The language spoke by the Himyarite Arabs is definitely different to the Modern Standard Arabic which resembles the Classical Northern Arabic language.
I remembered when I studied in Folk Religious School (SAR) where my Arabic language teachers said that I was good in Arabic either in the grammar or the pronunciation. I also had a vast vocabulary as compared to other native students, lol. Some of the religious academic teachers including the Arabic ones had tried to stop me from leaving the school just after I clashed with the discipline teacher simply because Sharia stream students were bunch of useless citizens and their classes was beside an unused toilet at the edge of the top level in the school building. Moral of the story, if you wanted your children to have Arabic education, never send them to study in SAR. There was a lack of qualified teachers and I am still following the news about the national "religious and Arabic" education. I believe the situation is still the same. Send your children right away to Arabic speaking schools or simply speak with them in the language at home. Education begins from home.
There were many different dialects spoken by ancient Arabs. The prominent ones in Southern Arabia was the Himyari language and the Sayhadi language. Little is known about the Himyari language and linguists could not find any relation between the Himyari language with Southern Arabic. While being a great kingdom, the knowledge about Himyarite language is very limited and could only be seen through inscriptions written in Sabaean script, which is an Old South Arabian language. The texts written in Himyar language seems to be rhymed. One of them is the Hymn of Qaniya. The language was only known from the statements made by Arab scholars from the first centuries after the rise of Muhammad s.a.w and his teachings. According to their description, the language was not mutual to Arabic speakers. They cannot understand the language at all.
Differently to Old South Arabian languages, which were supplanted by Arabic in 8th century, if not much earlier, the Himyar language continued to be spoken in the highlands of southwestern Yemen after the rise of Islam.

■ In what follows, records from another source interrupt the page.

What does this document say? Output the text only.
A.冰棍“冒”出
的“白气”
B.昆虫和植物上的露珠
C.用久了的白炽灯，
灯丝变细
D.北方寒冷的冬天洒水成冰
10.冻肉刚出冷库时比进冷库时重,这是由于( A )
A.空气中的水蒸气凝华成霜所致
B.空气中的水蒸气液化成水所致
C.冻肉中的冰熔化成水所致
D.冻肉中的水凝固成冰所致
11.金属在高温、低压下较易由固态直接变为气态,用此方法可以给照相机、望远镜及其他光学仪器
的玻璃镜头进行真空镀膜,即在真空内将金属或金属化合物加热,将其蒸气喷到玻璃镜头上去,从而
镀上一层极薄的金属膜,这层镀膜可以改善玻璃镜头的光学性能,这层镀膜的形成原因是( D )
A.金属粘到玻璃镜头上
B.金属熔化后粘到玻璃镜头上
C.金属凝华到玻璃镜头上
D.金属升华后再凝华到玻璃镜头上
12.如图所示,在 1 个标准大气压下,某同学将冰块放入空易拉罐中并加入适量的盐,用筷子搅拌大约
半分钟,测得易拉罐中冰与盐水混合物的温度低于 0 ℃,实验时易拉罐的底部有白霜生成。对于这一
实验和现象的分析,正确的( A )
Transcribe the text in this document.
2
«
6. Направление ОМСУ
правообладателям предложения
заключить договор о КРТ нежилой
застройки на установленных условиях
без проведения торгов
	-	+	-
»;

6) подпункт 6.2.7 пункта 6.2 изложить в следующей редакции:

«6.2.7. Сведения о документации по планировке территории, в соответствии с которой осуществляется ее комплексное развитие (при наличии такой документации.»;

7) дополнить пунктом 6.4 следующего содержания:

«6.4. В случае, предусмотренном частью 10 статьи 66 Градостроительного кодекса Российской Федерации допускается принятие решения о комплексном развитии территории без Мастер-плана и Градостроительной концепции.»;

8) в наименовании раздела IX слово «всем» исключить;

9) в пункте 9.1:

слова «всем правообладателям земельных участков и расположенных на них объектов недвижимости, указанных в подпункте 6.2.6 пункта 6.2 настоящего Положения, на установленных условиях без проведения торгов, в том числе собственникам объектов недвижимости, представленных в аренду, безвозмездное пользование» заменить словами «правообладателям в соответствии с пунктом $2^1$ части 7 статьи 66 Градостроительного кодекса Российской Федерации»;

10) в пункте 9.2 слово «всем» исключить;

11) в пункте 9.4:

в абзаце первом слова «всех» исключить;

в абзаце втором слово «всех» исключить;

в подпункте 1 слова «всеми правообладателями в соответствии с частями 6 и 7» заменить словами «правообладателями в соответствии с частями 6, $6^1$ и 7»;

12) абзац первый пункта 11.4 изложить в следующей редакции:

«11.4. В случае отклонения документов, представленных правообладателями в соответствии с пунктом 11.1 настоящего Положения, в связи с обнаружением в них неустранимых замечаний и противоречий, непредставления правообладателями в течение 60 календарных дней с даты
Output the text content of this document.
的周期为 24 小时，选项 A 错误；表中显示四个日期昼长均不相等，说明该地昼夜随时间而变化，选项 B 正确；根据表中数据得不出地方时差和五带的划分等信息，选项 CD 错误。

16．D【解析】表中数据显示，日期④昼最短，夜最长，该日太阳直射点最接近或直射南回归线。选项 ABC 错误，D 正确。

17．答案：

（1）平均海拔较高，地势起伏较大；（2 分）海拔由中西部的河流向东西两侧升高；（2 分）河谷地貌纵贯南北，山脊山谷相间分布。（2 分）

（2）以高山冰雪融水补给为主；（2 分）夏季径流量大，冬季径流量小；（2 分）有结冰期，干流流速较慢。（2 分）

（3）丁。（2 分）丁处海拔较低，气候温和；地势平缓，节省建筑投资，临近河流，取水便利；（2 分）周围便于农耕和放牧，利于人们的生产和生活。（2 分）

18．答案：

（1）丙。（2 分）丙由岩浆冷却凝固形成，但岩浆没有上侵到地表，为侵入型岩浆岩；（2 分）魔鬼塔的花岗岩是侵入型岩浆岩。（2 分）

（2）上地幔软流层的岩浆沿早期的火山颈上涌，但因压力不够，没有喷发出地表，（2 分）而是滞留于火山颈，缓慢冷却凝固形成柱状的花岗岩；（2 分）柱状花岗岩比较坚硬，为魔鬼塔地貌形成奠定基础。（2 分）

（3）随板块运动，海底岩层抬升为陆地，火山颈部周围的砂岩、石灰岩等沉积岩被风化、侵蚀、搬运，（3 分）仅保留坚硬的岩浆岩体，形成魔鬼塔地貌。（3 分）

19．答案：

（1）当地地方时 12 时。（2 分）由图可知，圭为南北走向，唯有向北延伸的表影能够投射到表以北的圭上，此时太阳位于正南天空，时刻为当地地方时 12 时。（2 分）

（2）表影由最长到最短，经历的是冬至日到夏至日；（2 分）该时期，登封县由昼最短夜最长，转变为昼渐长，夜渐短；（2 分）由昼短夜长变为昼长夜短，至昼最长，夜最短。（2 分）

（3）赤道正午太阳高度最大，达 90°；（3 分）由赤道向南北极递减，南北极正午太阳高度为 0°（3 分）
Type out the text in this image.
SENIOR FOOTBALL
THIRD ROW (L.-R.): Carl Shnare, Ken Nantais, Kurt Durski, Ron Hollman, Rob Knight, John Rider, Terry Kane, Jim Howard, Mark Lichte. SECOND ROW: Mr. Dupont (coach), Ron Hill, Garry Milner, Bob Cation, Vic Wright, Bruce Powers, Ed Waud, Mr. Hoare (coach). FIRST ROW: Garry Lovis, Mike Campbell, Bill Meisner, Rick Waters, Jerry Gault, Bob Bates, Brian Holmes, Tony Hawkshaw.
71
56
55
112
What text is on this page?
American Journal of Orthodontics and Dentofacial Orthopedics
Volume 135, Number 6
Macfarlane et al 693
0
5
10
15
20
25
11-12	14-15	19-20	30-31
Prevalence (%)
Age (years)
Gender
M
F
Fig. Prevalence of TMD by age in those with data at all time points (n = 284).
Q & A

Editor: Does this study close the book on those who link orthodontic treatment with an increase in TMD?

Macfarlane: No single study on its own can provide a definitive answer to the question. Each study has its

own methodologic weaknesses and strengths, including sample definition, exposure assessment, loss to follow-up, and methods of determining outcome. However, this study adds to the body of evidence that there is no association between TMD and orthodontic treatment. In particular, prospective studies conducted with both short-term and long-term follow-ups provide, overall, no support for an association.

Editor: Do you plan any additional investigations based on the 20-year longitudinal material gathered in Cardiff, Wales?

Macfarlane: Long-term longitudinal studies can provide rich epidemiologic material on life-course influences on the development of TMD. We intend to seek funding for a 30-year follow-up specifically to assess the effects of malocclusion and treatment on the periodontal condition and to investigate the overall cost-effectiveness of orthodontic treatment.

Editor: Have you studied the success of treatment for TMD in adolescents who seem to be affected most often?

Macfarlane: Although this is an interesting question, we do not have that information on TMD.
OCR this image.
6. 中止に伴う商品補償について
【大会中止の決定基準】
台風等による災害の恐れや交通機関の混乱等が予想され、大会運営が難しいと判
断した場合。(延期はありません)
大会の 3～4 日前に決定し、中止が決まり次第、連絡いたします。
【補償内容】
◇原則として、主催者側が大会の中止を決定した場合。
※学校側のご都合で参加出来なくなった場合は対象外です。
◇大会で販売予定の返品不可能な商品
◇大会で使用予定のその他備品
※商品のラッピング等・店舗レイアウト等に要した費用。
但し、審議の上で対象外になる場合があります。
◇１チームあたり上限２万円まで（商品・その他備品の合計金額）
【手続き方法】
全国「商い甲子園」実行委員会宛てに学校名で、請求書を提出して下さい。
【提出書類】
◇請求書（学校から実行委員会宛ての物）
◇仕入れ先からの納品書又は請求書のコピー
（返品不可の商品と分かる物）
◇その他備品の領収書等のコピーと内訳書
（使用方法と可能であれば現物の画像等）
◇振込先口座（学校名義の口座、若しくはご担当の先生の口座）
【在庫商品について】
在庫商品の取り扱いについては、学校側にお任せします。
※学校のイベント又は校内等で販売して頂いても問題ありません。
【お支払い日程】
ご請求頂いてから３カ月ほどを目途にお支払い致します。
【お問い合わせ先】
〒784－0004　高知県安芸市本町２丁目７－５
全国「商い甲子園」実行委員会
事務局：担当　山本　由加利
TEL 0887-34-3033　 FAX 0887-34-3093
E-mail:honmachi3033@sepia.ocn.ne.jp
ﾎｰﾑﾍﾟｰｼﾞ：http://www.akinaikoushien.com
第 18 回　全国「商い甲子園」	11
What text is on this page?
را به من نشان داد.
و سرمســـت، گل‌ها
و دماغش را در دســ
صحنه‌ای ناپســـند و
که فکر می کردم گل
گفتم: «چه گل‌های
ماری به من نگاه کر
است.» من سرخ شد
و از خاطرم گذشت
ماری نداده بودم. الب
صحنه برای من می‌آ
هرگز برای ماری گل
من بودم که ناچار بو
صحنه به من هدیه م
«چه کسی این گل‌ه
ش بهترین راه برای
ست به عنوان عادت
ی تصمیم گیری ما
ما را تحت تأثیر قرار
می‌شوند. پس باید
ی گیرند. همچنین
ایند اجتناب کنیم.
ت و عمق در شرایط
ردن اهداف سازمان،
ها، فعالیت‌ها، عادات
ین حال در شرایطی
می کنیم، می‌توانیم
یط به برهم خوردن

According to al-Hamdani (893-947), it was spoken somewhere in the highlands of western Yemen in 10th century, while the tribes at the coast and eastern Yemen spoke Arabic and most tribes in the western highland spoke Arabic dialects with strong Himyari influence. In the following centuries, Himyari was completely supplanted by Classical Arabic. But the modern dialects of the highlands seem to show traces of the Himyari substrate.
The most prominent feature of the Himyari is the definite article am-. It was shared, though with some Arabic dialects in the west of Arabia. Furthermore, the suffixes of the perfect (suffix conjugation) in the first person singular and the second person began with k-, while Arabic has t-.
This feature is also found in Old South Arabian, Ethiosemitic and Modern South Arabian. Both features are also found in some modern Arabic dialects spoken in Yemen, probably through Himyari substrate influence. The article am- is also found in other modern dialects of Arabic in the Arabian peninsula and in Central Africa.
Scholar such as Maryam Bayshak believes that the Shehhi dialect of northern cape of the UAE descends from the Himyari language. Some scholars also claimed that Yemenite Arabic sounds like Assyrian language. And the script of Himyari language is almost similar to the script used to write Ethiopian language, Amharic. Modern Arabic script is the script of North Arabs.
Sealed with prayers for mercy, peace and love, amin!